“Khatte Chhole” Sour Indian Chickpeas

Visually, this dish looks like a simple chickpea stew, but its lemony and gingery fragrance is assertive and intoxicating.  This is Madhur Jaffrey’s attempt to recreate her childhood memories of the intensely-flavored chickpeas sold as street food in Indian bazaars.  As I write this, I notice that the other Indian pulse recipe I’ve shared on keitopotato so far is also lemony — my lemon dal.  As a native Californian, I guess it’s natural that I’m drawn to lemony recipes.

I own several of Madhur Jaffrey’s cookbooks, but when I lived in London I discovered this slim, older paperback called Madhur Jaffrey’s Indian Cooking.  This sour chickpea recipe quickly became a favorite, and I made a batch of it probably every other week while I lived in London.  Before I started keitopotato, I typed out and emailed this recipe to various friends and family.  It’s finally time to post it here and share it with a wider circle.

This recipe calls for using dried chickpeas.  Canned chickpeas simply won’t work here because their texture is too soft.  Dried chickpeas give this dish a firmer and more defined texture, and are much cheaper than the canned ones.  They’re easy to use as long as you plan ahead and let them soak overnight.


2  1/4 cup (350 g) chickpeas

7  1/2 cups  (1.75 litres) water

2  1/2 teaspoons salt

1 fresh, hot green chili

1 tablespoon finely grated ginger

4 tablespoons fresh lemon juice

6 tablespoons vegetable oil

3 medium onions

2 medium tomatoes

1 tablespoon ground coriander seeds

1 tablespoon ground cumin seeds

1/2 teaspoon ground turmeric

2 teaspoons garam masala

1/4 teaspoon cayenne pepper


Pick over, wash, and drain the chickpeas.  Soak the chickpeas in  7  1/2 cups of water for 20 hours. 

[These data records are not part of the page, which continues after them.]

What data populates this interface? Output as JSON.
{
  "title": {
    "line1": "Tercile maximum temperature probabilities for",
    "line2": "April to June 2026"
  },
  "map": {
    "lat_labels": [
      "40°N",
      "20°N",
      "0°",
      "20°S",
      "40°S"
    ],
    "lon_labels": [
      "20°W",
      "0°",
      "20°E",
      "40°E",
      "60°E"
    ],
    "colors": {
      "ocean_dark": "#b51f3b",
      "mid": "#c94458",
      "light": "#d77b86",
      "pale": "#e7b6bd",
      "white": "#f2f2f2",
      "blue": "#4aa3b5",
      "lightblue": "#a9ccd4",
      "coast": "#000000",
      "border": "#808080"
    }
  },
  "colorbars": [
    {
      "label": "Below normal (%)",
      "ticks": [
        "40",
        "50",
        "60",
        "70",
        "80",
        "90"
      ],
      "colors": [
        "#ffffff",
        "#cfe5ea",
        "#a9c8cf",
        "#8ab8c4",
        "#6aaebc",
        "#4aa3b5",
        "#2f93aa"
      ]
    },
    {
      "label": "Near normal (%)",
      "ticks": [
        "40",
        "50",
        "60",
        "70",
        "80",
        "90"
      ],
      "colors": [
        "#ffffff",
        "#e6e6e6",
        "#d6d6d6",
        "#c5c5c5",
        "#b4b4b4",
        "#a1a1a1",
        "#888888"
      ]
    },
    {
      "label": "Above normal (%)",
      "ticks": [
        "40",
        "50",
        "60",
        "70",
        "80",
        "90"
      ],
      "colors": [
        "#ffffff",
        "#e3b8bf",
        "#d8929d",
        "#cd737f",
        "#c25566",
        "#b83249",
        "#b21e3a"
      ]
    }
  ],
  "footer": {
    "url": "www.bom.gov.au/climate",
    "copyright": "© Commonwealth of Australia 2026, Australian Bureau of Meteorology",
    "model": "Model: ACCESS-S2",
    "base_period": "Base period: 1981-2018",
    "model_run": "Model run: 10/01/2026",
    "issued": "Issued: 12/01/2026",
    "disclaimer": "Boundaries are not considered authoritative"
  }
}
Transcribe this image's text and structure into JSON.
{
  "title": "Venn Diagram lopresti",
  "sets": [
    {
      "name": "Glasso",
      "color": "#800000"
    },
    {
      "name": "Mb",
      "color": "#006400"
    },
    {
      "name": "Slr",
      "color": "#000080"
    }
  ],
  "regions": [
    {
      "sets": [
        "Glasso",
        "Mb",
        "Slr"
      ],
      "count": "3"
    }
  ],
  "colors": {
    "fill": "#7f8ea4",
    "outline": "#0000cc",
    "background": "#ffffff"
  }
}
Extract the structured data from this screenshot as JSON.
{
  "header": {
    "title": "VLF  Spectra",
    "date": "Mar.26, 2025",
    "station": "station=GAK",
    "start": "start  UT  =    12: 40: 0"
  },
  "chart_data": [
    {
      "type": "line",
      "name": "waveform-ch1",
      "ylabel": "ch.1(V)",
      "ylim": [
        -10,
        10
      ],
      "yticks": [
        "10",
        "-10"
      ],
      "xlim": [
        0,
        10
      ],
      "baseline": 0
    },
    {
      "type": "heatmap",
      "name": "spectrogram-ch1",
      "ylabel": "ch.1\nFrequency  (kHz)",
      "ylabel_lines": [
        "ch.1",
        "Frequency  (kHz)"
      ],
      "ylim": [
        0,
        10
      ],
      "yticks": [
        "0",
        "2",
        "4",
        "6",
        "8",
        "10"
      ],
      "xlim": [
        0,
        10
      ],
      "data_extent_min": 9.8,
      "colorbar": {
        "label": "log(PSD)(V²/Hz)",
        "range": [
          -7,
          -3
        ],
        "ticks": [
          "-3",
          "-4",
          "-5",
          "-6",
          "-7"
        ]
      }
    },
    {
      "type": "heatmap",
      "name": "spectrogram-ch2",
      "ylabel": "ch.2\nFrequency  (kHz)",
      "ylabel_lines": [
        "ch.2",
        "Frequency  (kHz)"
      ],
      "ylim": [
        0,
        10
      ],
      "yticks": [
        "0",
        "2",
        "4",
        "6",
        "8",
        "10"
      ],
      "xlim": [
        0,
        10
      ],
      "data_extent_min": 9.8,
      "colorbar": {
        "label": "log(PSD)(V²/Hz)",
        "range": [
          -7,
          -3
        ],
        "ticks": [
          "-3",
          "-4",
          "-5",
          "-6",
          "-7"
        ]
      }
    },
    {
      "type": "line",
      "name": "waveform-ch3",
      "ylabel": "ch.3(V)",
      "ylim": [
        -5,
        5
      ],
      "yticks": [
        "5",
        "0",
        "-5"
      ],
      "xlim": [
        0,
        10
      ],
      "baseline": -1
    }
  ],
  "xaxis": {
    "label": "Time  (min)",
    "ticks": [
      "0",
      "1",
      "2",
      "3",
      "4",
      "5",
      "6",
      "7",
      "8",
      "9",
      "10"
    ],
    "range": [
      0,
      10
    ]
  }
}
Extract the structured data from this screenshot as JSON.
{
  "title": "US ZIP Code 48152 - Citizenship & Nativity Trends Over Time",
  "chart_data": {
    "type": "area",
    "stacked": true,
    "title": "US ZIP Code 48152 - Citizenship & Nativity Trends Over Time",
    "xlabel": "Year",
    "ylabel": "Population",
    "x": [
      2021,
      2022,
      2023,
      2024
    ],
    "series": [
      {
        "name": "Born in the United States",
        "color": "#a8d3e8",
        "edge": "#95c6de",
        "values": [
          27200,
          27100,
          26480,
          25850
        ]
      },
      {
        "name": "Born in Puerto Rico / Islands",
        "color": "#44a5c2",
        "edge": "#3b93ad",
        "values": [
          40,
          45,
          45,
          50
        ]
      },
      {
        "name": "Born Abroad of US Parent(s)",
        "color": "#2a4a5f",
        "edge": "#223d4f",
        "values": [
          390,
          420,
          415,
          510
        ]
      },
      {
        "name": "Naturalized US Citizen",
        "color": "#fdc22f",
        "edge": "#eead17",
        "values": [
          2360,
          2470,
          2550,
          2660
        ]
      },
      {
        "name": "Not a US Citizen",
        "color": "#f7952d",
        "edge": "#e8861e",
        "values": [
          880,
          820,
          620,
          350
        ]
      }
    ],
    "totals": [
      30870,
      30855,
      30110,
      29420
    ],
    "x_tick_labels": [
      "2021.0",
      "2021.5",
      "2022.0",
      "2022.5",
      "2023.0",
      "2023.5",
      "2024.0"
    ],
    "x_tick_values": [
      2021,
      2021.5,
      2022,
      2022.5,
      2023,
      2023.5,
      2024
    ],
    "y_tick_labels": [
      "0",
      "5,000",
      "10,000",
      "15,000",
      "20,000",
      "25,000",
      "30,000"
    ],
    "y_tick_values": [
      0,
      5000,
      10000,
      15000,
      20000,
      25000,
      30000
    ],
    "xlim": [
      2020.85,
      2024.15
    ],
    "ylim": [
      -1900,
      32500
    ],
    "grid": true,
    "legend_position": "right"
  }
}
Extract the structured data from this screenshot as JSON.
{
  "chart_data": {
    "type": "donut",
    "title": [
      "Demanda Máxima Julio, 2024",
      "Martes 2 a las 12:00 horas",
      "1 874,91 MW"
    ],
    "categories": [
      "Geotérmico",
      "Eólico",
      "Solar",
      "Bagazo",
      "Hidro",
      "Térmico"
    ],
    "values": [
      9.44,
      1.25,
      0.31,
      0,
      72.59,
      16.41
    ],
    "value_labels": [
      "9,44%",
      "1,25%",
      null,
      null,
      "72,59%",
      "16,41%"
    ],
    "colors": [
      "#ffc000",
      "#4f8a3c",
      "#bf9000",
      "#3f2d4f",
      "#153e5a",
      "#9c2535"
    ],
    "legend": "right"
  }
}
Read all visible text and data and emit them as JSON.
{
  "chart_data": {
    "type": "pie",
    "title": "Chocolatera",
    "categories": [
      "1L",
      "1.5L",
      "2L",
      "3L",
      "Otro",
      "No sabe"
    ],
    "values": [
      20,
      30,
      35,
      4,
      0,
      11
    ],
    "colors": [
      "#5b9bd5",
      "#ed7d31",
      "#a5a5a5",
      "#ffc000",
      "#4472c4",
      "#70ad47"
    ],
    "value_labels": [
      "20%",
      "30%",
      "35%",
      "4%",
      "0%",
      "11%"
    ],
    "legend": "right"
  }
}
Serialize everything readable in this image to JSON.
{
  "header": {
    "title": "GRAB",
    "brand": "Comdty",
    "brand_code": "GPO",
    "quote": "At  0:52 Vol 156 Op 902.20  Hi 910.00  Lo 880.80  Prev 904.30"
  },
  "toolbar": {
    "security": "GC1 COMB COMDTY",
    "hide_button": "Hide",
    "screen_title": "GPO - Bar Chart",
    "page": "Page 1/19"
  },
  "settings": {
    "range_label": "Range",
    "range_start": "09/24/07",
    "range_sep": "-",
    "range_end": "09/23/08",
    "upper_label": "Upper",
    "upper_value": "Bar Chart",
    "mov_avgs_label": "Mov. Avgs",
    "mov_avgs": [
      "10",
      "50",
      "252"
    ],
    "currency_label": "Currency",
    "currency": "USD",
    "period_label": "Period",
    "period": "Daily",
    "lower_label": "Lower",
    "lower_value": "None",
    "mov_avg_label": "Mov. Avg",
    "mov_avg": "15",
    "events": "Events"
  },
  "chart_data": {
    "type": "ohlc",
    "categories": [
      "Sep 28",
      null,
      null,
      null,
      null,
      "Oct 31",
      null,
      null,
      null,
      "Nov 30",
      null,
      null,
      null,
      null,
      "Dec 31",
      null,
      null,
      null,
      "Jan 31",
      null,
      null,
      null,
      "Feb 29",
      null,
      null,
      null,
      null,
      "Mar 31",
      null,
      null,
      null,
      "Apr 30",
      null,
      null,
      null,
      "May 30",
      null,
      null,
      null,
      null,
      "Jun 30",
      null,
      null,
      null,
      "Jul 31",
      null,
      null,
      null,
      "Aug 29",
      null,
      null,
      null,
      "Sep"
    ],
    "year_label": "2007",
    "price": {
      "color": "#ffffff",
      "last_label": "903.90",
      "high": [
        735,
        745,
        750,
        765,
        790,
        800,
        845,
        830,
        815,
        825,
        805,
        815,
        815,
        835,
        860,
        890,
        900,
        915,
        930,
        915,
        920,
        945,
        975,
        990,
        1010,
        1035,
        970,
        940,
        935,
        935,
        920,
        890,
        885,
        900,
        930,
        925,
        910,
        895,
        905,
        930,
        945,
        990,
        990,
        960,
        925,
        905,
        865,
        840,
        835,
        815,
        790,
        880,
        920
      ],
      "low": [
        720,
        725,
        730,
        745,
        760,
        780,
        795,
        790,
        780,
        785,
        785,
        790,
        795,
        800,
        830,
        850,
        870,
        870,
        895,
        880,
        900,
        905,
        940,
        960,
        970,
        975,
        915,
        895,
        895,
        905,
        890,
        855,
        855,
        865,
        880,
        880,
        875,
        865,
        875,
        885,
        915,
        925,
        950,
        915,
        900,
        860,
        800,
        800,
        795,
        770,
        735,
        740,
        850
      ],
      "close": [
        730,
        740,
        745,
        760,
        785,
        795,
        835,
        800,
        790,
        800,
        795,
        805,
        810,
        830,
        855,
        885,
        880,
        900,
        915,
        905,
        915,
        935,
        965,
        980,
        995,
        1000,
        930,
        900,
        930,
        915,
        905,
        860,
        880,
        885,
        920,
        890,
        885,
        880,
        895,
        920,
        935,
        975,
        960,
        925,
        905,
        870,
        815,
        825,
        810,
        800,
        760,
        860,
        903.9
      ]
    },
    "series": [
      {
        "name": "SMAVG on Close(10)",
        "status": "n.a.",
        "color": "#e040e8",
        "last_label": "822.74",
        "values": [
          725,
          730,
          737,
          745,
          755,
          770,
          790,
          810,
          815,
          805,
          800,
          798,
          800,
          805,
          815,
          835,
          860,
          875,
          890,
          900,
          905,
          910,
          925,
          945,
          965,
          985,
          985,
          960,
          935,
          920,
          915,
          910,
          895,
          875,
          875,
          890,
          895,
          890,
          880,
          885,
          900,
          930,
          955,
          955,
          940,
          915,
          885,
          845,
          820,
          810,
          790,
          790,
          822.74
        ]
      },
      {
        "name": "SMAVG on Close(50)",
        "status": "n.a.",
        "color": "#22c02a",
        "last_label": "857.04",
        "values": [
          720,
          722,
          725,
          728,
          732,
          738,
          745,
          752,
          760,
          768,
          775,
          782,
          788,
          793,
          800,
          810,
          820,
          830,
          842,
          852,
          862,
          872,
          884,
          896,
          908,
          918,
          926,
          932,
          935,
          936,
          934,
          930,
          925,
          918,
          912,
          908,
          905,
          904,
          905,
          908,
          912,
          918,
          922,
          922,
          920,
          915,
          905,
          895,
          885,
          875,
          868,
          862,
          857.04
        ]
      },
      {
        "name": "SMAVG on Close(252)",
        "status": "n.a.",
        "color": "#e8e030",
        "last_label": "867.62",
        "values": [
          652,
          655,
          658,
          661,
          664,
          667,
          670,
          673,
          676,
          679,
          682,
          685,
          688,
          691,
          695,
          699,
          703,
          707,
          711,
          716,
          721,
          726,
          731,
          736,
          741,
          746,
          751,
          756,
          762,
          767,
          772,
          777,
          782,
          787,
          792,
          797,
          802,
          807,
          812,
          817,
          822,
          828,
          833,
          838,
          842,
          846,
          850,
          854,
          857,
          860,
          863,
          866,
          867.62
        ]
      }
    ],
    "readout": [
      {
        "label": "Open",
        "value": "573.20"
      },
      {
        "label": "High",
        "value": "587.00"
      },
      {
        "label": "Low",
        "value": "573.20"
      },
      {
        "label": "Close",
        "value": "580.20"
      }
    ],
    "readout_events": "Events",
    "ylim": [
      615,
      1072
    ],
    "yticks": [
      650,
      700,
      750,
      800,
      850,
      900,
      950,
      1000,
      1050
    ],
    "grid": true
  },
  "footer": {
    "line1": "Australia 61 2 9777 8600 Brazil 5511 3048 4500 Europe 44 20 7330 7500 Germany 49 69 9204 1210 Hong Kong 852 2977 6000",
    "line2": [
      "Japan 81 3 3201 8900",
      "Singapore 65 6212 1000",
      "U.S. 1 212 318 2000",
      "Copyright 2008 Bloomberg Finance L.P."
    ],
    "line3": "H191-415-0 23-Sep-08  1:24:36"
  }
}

Put the chickpeas and their soaking liquid into a large pot and bring to a boil.  As they come to a boil, a white foam will emerge on the surface.  Skim off the foam with a ladle. 

Cover, lower the heat, and simmer gently for an hour and a half, or until chickpeas are tender.  Strain the chickpeas and save the cooking liquid. 

Finely chop the green chili.  Grate the ginger.  In a small bowl or teacup, combine the chili, ginger, lemon juice and 1/2 teaspoon salt.  Mix well and set aside.

Finely chop the onions.  Finely chop or puree the tomatoes.  Heat the oil in a heavy, wide pot over medium-high flame.  When hot, add the chopped onions.  Stir and fry for 8-10 minutes, or until the onion bits develop reddish-brown spots.  Add the tomatoes.  Continue to stir and fry another 5-6 minutes.

Put in the coriander, cumin, and turmeric.  Stir and cook for about 30 seconds.  Now put in the drained chickpeas,  1  3/4 ( 400 ml) of their cooking liquid, 2 teaspoons of salt, the garam masala, and cayenne.  Stir to mix and bring to a simmer.  Cover, turn the heat to low, and cook very gently for 20 minutes.  Stir a few times during this period.

Add the lemon mixture to the chickpeas.  Stir again to mix.  Serve hot or lukewarm.